目前对晚新生代砾石层的测年主要采用地层对比、 古生物化石或磁性地层学的方法。其中,古生物地层学方法是研究地层中古生物化石动物群组成,其可以作为判断化石出土层位地层时代的标志[27],但化石在砾石层中往往不易保存,所以在野外通过寻找动物化石来判断砾石层年代带有很大的偶然性; 磁性地层学方法是通过将地层剖面整个沉积过程内所记录的地磁场反转序列即磁性地层与标准地磁极性年表做对比来获得地层剖面的年代框架[28, 29, 30, 31, 32]。由于磁性地层学测年的对象主要为细粒沉积物,在对砾石剖面进行测年时只能对砾石层中夹杂的细粉砂做采样分析,或采用地层追踪的方法在周边区域寻找与砾石地层相当的细粒地层开展磁性地层研究,因此在缺乏细粒沉积夹层的剖面中年代学工作难以展开。同时,对于可能存在沉积间断或缺失的砾石地层,磁性地层学年代结果可能难以令人信服。另有一些沉积物测年方法如电子自旋共振法(Electron Spin Resonance,简称ESR)主要是针对经过日光暴晒的风成或水成砂质沉积物进行测年[33, 34],但样品测年信号是否归零难以准确评估[35]。因此,直接对西域砾岩中快速堆积的砾石样品开展年代学研究就需要寻找一种更可靠的测年手段。而宇宙成因核素埋藏测年方法能够直接对砾石样品进行年代测定,是一种颇具潜力的地质同位素测年方法。本文即是对宇宙成因核素 26Al/10Be埋藏测年应用于西域砾岩堆积年代学研究的一次探索与尝试。
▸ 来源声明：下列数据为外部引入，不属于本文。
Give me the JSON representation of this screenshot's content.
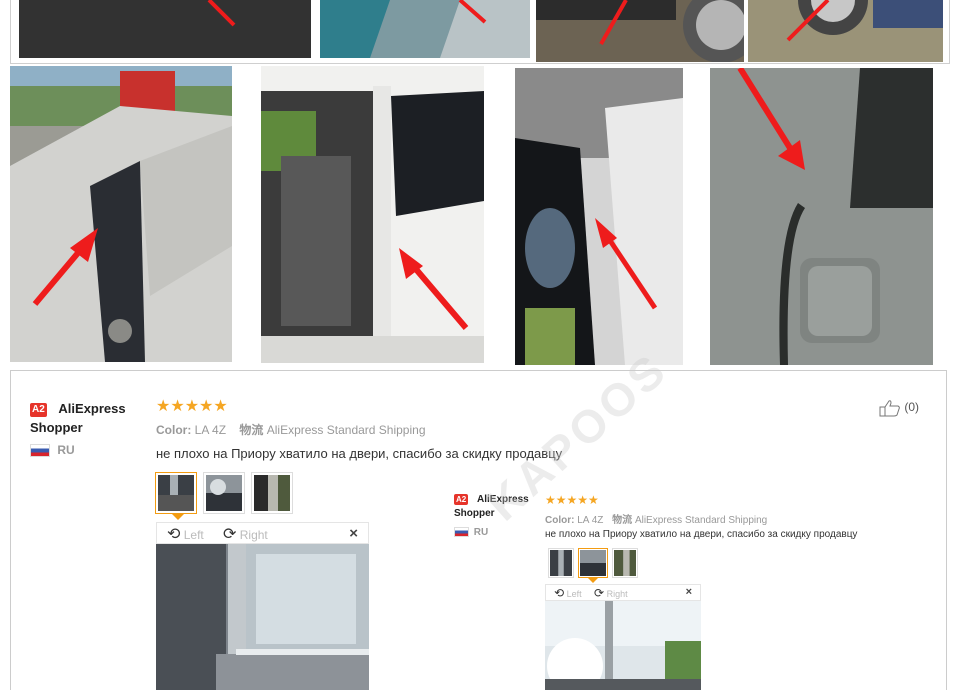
{
  "review": {
    "badge": "A2",
    "username": "AliExpress Shopper",
    "country": "RU",
    "stars": "★★★★★",
    "color_label": "Color:",
    "color_value": "LA 4Z",
    "shipping_label": "物流",
    "shipping_value": "AliExpress Standard Shipping",
    "feedback": "не плохо на Приору хватило на двери, спасибо за скидку продавцу",
    "viewer": {
      "left_label": "Left",
      "right_label": "Right",
      "close": "×"
    },
    "helpful": "(0)"
  },
  "review_inset": {
    "badge": "A2",
    "username_line1": "AliExpress",
    "username_line2": "Shopper",
    "country": "RU",
    "stars": "★★★★★",
    "color_label": "Color:",
    "color_value": "LA 4Z",
    "shipping_label": "物流",
    "shipping_value": "AliExpress Standard Shipping",
    "feedback": "не плохо на Приору хватило на двери, спасибо за скидку продавцу",
    "viewer": {
      "left_label": "Left",
      "right_label": "Right",
      "close": "×"
    }
  },
  "watermark": "KAPOOS",
  "colors": {
    "arrow": "#ee1c1c",
    "star": "#f5a623",
    "badge": "#e6342a",
    "thumb_selected": "#f39c12"
  },
  "icons": [
    "thumbs-up-icon",
    "rotate-left-icon",
    "rotate-right-icon",
    "close-icon",
    "ru-flag-icon",
    "ship-icon"
  ]
}
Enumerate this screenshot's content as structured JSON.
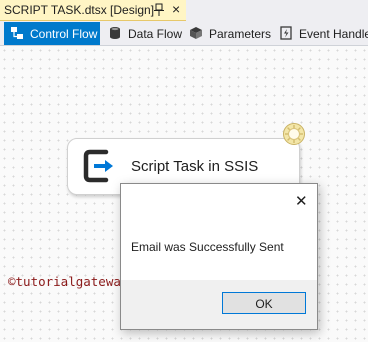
{
  "document_tab": {
    "title": "SCRIPT TASK.dtsx [Design]",
    "pin_icon": "pin-icon",
    "close_glyph": "×"
  },
  "designer_tabs": [
    {
      "label": "Control Flow",
      "icon": "control-flow-icon",
      "active": true
    },
    {
      "label": "Data Flow",
      "icon": "data-flow-icon",
      "active": false
    },
    {
      "label": "Parameters",
      "icon": "parameters-icon",
      "active": false
    },
    {
      "label": "Event Handler",
      "icon": "event-handler-icon",
      "active": false
    }
  ],
  "canvas": {
    "task": {
      "label": "Script Task in SSIS",
      "icon": "script-task-icon",
      "status_icon": "executing-status-icon"
    },
    "watermark": "©tutorialgateway.org"
  },
  "message_box": {
    "close_glyph": "✕",
    "message": "Email was Successfully Sent",
    "ok_label": "OK"
  },
  "colors": {
    "accent": "#007acc",
    "doc_tab": "#fff5c4",
    "watermark": "#8b1a1a"
  }
}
1 研究方法宇宙成因核素 26Al/10Be埋藏测年方法是近年来发展和完善起来的一种同位素测年方法[36, 37, 38, 39, 40, 41, 42]。地表矿物在暴露期间形成的 26 Al和 10 Be在地表岩石被后期沉积物埋藏后开始衰变,由于 26 Al的半衰期约为 10 Be 的一半[43, 44],所以二者核素含量比值会随埋藏时间增加呈指数规律下降。由于样品中 26 Al和 10 Be初始核素含量比与地表产率之比(约为6.75)基本一致[45, 46, 47, 48],所以通过测定被埋藏石英矿物中 26 Al和 10 Be的含量比就可以计算出样品的埋藏时间[39, 49]。根据目前加速器质谱(AMS)的测量极限,26Al/10Be埋藏测年方法最老可测到大约5Ma[45],由于 26Al/10Be埋藏测年的理想材料是地层中广泛分布的石英矿物,这就为研究上新世以来沉积物埋藏事件的年代提供了可能。目前将 26Al/10Be埋藏测年方法应用于地貌演化和早期人类遗址年代研究已多有成果报道[38, 50, 51, 52, 53, 54]。Kong等[51] 用该方法测定金沙江流域昔格达组湖相沉积地层的沉积时间为1.34Ma; Shen等[53] 对周口店第1地点下部地层的 26Al/10Be埋藏研究将“北京人”的生存时代提早了30万年; Erlanger等[55] 利用埋藏测年得到南非德班Greenwood公园附近海成阶地上采集的砾石样品的等时线年龄约为4.26Ma。以上这些国内外的研究表明 26Al/10Be埋藏测年方法可以应用于第四纪早期及上新世沉积物样品的定年。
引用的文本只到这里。